Blooming Flowers and Flying Birds in 4D Bioprinting

by | Sep 3, 2018

The art of 4D bioprinting is creating multiresponsive smart architectures for nerve regeneration.

While 3D printing of organs and tissues becomes more and more established, 4D bioprinting will begin to come into play. The 4th dimension integrates time-dependent shape changes triggered, for example, by swelling or temperature changes. This offers the opportunity to realize more complicated folded structures in biomedical devices or soft robotics, as well as in tissue engineering to mimic dynamic changes of native tissues and organs.

Lijie Grace Zhang from George Washington University and colleagues present the stereolithographic 4D bioprinting of multiresponsive architectures for neural engineering.

They used the naturally derived photocrosslinkable monomer SOEA (soybean oil epoxidized acrylate) as an ink. They were able to create a solidified flat star structure using UV crosslinked SOEA that could dynamically transformed into a claw structure, when washed with ethanol (see Figure).

They propose that laser‐induced graded internal stress, introduced through the printing process, is the major driving force of this 4D dynamic variation.

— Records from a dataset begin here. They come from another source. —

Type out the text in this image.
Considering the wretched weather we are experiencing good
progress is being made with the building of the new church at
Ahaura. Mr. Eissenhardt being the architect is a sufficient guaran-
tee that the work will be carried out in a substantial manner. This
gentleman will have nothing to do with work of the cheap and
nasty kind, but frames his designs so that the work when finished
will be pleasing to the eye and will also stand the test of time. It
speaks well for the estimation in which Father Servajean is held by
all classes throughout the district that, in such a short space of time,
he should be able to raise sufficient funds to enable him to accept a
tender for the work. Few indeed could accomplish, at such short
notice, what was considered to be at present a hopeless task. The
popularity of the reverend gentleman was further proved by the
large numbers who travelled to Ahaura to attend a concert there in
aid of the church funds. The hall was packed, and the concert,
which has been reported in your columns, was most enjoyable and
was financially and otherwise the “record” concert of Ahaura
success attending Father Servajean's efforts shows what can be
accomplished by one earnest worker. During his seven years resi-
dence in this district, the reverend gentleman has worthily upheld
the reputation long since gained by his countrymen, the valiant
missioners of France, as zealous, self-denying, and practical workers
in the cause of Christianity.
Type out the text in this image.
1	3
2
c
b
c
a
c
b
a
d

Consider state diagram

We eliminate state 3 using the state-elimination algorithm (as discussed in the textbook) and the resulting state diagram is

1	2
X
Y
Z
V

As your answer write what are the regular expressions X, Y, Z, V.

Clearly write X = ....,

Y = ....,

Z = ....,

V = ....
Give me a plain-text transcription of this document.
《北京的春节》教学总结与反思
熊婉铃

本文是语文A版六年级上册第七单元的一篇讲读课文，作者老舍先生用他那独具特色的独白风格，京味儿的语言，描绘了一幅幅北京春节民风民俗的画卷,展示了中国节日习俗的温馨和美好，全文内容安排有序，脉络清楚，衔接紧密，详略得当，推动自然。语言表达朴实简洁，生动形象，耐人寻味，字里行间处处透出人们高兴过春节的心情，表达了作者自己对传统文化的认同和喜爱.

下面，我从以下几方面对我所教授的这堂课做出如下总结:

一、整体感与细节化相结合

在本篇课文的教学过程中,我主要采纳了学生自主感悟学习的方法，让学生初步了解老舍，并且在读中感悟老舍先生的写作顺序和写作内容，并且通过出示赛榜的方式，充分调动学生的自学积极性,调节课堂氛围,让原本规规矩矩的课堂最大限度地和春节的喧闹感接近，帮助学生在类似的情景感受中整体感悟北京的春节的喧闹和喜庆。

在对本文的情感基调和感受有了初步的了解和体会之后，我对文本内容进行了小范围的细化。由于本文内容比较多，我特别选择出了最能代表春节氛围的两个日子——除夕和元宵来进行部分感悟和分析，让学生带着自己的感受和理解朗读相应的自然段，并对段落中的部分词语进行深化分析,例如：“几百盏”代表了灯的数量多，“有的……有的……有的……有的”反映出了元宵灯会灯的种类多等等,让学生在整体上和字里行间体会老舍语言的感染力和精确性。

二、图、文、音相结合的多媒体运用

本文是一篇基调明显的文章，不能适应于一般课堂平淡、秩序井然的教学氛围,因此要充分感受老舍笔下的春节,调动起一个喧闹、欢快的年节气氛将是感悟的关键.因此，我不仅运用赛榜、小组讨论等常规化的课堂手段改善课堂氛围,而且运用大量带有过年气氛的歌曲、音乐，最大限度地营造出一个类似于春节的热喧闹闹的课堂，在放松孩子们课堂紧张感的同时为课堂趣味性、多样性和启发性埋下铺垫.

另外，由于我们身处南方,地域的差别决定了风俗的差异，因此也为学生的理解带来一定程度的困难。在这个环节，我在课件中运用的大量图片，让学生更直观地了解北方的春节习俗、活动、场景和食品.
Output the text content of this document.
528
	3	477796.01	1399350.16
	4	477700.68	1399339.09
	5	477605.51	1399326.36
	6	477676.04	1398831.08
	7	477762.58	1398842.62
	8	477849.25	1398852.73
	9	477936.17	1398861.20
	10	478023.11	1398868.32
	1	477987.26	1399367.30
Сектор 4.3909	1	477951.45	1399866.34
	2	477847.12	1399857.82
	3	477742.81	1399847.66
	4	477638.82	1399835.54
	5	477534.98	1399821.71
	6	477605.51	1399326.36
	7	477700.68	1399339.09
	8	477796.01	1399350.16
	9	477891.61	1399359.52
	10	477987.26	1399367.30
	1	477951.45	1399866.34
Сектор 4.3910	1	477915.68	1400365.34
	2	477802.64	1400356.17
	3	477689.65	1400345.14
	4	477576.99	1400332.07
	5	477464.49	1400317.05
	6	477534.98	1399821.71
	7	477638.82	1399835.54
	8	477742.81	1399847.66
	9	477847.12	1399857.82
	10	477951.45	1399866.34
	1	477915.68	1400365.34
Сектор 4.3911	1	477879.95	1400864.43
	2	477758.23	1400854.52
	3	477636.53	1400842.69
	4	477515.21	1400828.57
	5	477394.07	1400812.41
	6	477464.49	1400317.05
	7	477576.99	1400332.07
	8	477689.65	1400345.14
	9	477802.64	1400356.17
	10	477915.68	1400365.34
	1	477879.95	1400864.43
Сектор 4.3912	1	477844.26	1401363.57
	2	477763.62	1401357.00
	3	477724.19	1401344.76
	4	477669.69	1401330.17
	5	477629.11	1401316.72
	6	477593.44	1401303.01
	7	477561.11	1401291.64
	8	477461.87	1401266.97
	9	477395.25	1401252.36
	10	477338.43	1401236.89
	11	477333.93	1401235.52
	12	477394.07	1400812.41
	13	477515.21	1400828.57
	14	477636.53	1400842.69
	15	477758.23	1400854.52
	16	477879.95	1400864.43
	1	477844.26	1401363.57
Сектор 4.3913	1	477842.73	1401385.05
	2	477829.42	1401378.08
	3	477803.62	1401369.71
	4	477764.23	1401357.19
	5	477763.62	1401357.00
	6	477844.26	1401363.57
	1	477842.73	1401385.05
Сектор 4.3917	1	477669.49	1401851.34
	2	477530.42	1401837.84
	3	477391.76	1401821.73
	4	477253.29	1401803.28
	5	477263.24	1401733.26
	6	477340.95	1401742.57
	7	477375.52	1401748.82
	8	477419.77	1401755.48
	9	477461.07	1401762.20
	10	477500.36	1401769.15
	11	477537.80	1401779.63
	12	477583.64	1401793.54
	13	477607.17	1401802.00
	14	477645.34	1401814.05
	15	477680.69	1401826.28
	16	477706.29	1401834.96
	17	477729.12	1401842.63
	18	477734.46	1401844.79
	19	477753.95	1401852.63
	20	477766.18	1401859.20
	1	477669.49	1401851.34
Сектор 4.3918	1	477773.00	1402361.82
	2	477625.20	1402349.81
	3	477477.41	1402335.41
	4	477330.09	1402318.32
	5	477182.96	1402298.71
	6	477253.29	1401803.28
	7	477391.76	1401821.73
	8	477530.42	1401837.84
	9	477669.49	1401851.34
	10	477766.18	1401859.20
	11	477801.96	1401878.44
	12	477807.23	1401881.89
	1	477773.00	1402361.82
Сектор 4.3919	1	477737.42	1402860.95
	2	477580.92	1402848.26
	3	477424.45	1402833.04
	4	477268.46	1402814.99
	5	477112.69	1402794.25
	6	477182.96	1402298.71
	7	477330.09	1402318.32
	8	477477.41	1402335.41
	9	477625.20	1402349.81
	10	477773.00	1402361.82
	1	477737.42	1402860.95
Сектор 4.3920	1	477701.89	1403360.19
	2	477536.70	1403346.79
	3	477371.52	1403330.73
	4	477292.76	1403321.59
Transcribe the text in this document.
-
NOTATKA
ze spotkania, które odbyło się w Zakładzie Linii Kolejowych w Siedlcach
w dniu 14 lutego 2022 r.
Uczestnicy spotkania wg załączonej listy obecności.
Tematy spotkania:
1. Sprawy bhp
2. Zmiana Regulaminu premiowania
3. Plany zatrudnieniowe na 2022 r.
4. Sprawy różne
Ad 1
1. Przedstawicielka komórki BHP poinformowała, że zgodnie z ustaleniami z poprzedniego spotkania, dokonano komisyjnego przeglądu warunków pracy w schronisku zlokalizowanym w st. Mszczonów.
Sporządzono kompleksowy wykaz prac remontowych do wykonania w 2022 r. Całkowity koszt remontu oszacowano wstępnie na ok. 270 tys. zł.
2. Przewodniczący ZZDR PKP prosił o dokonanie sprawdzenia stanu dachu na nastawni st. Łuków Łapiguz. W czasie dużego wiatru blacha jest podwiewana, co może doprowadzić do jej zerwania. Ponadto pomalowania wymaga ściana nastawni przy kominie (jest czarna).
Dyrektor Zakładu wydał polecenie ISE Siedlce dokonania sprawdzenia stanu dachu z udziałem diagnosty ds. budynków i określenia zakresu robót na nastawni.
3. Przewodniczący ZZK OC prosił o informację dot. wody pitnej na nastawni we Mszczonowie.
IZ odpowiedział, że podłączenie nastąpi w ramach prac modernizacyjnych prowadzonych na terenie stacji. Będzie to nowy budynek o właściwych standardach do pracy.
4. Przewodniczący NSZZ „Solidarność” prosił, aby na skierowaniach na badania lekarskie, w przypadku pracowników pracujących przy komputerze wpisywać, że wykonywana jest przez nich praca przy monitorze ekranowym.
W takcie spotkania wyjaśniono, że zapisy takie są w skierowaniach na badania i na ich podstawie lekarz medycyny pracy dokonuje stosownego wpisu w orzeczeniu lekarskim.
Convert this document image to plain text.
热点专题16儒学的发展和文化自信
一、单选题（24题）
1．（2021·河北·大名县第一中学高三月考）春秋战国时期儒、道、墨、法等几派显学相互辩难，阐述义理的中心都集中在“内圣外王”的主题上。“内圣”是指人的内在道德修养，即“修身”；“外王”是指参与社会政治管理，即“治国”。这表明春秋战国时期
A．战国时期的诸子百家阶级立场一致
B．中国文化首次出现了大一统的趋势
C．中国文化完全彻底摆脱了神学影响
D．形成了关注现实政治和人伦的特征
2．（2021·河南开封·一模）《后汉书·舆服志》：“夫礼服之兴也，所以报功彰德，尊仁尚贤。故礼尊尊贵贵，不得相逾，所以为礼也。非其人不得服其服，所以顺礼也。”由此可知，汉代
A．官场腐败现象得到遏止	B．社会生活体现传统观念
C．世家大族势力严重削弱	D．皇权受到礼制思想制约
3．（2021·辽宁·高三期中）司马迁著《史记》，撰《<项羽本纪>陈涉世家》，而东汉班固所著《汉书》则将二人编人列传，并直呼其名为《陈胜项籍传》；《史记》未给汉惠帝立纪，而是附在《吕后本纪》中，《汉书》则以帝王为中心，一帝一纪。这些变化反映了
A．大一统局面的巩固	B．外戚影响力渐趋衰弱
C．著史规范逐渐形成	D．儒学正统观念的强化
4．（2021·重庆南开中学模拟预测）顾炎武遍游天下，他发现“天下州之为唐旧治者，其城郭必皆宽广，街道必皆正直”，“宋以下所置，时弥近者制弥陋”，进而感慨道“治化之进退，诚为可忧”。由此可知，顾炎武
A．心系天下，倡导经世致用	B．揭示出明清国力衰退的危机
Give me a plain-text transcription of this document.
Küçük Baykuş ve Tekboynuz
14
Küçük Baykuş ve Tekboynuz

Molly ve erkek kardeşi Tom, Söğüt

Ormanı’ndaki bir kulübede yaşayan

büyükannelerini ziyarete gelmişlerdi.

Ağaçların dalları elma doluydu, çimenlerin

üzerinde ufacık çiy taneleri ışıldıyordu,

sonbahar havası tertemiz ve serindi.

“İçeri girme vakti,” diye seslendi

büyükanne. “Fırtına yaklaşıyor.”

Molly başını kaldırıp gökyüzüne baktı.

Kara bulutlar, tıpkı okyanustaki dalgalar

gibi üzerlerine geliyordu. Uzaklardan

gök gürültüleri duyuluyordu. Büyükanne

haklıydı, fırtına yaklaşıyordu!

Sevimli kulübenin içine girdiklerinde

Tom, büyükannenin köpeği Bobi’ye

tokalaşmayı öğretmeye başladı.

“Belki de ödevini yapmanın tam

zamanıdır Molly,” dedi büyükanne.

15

Thereby, they could achieve a solvent-induced reversible shape change similar to a blooming and closing flower.

Furthermore, they incorporated various nanoparticles into the structures during the printing process to further enhance and modify the shape changing.

Nanohybrids including graphene could be used to generate structures resembling flying birds.

In a proof-of-concept study, they produced a smart nerve guidance conduit providing outstanding multifunctional characteristics for nerve regeneration, such as physical guidance, chemical cues, dynamic self‐entubulation, and seamless integration.